III Les instruments du Moyen-Age


Ars Nova (14e siècle)

 

 

Sommaire de ce chapitre

 

Introduction

La théorie

La notation 

Le développement de la polyphonie

Les nouvelles formes musicales

Philippe de Vitry

Guillaume de Machaut

L’Ars Nova italien
L’Ars subtilior

Quelques œuvres majeures du moyen-âge

 

 

 

Introduction

 

Le terme d’ Ars Nova désigne la musique du 14ème siècle et tient son nom du titre d’un traité musical écrit par le compositeur Philippe de Vitry vers 1320.  C’est par opposition à ce terme d’Ars Nova que l’on a appelé Ars Antiqua la musique du siècle précédent représentée principalement par l’école de Notre-Dame, et les compositeurs Léonin et Pérotin.

 


Enluminure extraite d'un recueil d'œuvres de Guillaume de Machaut, où l'on voit le musicien recevoir la nature qui lui présente le Sentiment, la Rhétorique et la Musique.

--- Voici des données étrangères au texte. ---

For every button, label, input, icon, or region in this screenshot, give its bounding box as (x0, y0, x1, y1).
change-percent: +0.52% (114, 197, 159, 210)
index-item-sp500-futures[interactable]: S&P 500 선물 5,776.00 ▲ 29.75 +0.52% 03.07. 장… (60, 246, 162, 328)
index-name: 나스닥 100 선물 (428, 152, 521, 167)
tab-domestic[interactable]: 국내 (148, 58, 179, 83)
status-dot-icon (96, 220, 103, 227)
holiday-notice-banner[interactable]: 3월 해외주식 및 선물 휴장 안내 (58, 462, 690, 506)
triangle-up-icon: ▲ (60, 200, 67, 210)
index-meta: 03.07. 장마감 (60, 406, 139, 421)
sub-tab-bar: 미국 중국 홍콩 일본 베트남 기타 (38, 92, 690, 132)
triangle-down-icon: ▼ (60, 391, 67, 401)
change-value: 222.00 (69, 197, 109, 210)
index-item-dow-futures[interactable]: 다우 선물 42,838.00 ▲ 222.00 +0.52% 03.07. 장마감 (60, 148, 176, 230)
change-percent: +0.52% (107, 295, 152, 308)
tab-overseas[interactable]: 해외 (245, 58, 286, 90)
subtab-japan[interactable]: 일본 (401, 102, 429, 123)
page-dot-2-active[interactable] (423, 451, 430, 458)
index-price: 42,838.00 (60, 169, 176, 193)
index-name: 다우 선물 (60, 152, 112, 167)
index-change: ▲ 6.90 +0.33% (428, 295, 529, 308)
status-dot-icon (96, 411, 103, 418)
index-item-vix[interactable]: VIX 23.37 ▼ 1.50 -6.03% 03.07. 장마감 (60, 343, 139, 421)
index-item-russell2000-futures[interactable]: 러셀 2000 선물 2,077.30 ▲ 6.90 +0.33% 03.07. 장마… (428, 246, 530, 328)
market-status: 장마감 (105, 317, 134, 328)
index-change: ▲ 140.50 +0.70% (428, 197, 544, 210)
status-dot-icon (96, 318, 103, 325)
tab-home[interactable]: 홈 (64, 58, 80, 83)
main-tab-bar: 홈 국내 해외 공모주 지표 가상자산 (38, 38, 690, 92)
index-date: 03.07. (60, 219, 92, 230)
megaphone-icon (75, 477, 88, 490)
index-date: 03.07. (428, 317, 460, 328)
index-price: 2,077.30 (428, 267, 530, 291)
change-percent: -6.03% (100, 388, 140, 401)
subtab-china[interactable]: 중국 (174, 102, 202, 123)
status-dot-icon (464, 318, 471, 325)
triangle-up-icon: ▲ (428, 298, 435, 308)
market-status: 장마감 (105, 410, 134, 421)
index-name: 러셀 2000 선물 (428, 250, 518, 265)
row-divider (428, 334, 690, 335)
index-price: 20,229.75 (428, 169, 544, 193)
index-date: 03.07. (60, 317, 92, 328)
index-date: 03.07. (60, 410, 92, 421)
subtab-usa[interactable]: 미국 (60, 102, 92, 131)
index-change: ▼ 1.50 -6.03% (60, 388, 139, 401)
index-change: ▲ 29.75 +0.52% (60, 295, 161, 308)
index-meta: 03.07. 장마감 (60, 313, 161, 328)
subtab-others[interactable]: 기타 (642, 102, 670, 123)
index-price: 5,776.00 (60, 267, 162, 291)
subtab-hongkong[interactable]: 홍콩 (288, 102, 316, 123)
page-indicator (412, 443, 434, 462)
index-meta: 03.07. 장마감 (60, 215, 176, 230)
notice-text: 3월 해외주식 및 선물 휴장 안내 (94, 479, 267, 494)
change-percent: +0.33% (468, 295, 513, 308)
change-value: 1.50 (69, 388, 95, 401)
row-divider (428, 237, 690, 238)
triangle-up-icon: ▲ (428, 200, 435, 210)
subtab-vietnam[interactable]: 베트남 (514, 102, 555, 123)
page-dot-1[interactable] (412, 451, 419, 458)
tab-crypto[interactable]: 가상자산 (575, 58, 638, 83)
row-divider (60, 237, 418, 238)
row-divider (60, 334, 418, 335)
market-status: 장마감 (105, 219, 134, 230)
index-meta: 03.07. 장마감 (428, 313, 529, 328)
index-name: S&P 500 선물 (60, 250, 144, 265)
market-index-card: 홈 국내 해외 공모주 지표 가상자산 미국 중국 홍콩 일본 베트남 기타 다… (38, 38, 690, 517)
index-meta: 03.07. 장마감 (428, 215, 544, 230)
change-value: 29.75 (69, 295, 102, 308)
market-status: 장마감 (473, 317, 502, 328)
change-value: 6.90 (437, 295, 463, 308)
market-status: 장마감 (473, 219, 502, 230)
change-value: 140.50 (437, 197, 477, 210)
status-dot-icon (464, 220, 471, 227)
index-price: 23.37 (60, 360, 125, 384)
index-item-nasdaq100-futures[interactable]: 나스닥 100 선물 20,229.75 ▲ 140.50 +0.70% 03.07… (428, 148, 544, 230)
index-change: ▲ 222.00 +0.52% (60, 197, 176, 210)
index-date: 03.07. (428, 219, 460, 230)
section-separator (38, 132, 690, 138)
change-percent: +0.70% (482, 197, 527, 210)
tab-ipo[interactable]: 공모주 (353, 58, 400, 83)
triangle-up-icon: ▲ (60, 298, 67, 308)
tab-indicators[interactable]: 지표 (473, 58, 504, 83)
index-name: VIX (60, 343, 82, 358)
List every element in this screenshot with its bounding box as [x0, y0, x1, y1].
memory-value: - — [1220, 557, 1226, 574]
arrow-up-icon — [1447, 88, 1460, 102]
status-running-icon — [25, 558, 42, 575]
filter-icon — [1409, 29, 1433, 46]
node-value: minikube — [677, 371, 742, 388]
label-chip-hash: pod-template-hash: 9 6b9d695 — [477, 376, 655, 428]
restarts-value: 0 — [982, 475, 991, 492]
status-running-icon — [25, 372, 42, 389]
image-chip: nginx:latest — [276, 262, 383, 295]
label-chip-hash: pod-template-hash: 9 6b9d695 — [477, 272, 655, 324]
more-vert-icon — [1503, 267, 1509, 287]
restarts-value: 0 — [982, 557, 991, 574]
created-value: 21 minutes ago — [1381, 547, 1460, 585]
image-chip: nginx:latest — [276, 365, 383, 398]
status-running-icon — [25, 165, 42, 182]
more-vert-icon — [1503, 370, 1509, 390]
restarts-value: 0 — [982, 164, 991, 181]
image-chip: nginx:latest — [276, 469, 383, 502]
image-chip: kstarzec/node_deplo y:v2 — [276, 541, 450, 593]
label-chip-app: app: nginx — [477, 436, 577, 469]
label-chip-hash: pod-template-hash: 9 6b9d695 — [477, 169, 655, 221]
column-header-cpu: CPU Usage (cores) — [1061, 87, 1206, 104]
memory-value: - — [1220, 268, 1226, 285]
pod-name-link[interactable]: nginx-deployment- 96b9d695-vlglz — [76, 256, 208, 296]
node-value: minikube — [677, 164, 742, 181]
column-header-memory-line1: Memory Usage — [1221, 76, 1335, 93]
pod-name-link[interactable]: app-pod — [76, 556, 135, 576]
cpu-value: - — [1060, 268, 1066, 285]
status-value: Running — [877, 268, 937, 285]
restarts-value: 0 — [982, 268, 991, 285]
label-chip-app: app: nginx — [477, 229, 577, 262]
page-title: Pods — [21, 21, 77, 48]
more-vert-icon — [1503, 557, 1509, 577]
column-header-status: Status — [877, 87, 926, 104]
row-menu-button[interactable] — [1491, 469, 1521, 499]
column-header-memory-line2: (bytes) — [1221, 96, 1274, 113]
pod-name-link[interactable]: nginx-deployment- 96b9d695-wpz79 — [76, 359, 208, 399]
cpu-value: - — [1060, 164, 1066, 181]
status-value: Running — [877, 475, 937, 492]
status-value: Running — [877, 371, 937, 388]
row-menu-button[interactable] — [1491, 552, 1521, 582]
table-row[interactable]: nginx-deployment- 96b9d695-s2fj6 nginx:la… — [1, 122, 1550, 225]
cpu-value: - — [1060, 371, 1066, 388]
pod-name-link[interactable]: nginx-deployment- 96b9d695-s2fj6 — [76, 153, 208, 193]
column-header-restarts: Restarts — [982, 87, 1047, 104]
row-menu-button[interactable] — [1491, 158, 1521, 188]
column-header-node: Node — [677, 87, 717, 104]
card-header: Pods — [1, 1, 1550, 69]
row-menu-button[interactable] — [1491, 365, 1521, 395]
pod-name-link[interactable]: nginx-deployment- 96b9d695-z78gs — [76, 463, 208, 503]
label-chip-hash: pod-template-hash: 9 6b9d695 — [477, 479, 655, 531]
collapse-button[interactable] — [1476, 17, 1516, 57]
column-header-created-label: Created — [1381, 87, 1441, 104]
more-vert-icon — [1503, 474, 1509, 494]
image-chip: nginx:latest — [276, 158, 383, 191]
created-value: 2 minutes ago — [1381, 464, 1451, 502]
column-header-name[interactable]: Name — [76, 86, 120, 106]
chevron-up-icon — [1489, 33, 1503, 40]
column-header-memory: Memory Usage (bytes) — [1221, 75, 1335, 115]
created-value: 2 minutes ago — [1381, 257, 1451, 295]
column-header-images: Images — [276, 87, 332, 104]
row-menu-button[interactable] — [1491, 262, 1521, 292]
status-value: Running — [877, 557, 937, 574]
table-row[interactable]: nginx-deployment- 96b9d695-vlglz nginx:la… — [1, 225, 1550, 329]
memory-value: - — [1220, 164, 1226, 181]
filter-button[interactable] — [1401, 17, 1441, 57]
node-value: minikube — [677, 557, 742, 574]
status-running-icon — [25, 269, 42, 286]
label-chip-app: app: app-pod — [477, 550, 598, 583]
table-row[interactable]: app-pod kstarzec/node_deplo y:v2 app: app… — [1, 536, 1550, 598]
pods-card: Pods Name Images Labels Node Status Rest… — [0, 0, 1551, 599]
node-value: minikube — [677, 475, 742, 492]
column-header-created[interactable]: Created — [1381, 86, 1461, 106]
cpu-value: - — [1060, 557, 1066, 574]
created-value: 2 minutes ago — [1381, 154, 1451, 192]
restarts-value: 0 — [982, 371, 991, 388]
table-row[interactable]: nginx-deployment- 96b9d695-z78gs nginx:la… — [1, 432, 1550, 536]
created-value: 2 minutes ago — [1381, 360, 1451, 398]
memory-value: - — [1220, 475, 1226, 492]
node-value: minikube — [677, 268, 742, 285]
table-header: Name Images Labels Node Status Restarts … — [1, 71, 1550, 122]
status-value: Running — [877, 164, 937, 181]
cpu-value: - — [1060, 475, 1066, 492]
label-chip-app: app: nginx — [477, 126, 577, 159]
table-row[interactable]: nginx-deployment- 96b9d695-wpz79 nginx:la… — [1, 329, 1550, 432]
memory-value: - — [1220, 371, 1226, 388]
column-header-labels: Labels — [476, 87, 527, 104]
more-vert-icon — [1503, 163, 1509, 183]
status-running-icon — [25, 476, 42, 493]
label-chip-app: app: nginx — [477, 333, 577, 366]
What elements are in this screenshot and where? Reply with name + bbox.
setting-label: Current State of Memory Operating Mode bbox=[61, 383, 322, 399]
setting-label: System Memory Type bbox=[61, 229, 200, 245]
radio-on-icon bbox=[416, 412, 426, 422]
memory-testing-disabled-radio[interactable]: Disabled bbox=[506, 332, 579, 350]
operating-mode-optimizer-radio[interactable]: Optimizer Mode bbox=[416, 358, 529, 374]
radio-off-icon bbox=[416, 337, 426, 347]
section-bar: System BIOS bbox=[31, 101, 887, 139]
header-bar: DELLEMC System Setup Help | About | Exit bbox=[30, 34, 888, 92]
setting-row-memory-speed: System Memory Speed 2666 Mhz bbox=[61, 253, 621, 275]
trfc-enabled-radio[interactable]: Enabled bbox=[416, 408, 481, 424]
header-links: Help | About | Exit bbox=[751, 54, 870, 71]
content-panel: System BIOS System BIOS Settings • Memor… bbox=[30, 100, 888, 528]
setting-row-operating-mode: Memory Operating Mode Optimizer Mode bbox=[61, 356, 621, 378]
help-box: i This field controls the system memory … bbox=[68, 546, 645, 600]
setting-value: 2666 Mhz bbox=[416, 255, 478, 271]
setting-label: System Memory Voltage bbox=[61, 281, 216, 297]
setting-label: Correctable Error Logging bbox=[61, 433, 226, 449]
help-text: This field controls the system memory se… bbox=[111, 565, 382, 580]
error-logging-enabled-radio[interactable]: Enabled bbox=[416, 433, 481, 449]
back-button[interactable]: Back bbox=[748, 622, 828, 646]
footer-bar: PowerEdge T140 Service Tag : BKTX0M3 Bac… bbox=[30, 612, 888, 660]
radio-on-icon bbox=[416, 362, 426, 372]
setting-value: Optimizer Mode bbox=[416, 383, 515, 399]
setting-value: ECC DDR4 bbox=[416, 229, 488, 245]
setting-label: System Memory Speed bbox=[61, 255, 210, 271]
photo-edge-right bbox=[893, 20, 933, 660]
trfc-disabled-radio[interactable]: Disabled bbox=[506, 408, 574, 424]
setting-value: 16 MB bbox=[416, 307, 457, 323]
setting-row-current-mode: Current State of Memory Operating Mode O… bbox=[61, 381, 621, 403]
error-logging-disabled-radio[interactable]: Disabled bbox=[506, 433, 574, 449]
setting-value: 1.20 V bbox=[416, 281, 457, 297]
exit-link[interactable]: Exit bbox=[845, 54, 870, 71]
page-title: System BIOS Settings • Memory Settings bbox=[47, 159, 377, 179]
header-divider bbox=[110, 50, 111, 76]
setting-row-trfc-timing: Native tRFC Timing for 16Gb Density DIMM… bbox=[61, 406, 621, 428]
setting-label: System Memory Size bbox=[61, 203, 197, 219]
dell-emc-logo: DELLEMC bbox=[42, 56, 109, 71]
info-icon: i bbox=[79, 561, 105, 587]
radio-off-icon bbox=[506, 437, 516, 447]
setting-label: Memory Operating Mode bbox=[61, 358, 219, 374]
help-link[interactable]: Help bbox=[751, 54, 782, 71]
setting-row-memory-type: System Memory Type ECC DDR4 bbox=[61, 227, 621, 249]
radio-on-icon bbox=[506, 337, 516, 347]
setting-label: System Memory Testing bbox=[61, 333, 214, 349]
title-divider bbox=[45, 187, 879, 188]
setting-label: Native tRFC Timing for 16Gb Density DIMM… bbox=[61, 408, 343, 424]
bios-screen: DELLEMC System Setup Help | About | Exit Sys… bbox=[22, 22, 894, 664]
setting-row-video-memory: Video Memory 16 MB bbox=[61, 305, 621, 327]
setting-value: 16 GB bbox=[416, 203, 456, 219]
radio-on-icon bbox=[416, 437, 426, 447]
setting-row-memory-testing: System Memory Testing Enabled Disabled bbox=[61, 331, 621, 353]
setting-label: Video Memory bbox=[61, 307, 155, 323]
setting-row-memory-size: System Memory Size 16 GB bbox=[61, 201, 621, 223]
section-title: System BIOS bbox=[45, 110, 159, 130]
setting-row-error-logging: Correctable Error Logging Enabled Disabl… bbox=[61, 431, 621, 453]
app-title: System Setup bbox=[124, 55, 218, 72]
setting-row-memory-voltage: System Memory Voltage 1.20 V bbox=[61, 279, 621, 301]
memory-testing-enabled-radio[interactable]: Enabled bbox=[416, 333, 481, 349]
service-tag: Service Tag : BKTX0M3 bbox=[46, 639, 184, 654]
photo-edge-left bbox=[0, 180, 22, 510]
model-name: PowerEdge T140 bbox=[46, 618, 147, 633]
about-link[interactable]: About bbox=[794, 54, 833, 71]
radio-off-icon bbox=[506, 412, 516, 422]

Les innovations  de l’Ars Nova concernent essentiellement la notation,  et le développement de la polyphonie qui en découle par de nouvelles règles de composition et l’apparition du style harmonique (c’est à dire de successions d’accords).

 

Les principales figures de l’Ars Nova sont Philippe de Vitry  pour ses travaux de codification,  et  Guillaume de Machaut pour ses œuvres musicales dont la célèbre messe  de Notre-Dame, qui est la première messe polyphonique complète que l’on connaisse, et dont on retrouvera la forme dans de nombreux  chefs-d’œuvre tout au long des siècles suivants.

 

Les  compositeurs prennent plus de libertés par rapport aux contraintes liturgiques, de sorte que,  dans une bulle datée de 1322, le pape Jean XXII d’Avignon  condamne la pratique de l’ars nova à l’église : il lui reproche en particulier ses  rythmes nouveaux et l’utilisation de la langue vulgaire associée au latin dans un même morceau.

 

La notation mesurée ou proportionnelle (ou « système mensuraliste ») de Philippe de Vitry  est également présentée en 1321  par Jean des Murs, mathématicien à la Sorbonne, dans Notitia Artis Musicae.

 

L’ensemble de la théorie musicale du Moyen-âge fut rassemblée par  Jacques de Liège dans  sept  livres intitulés Speculum Musicae  de 1321 à 1324.

 

Dans les années 1370, parut le Codex Ivrea, contenant 81 compositions parmi lesquelles 36 motets dont 9  ont pu être attribués à Philippe de Vitry. C’est le recueil le plus représentatif de l’ars nova  après l’œuvre de Guillaume de Machaut.

 


 

La théorie

 

La notation

 

La notation mesurée, élaborée par Pérotin au siècle précédent, évolue avec le rythme binaire qui apparaît dans le traité « Ars Nova »  de Philippe de Vitry vers  1320. 

 

La famille des notes s’enrichit de deux nouvelles valeurs, la minime et la semi-minime qui divisent la durée de la semi-brève, respectivement par 2 et par 4.

1 semi-brève  = 2 minimes

 

1 minime = 2 semi-minimes

Avec l’introduction de la division binaire par Philippe de Vitry, on voit alors cohabiter  deux  types de division, la division ternaire appelée rapport parfait (héritage de Pythagore, repris par l’église avec la Sainte Trinité )  et la division binaire appelée rapport imparfait.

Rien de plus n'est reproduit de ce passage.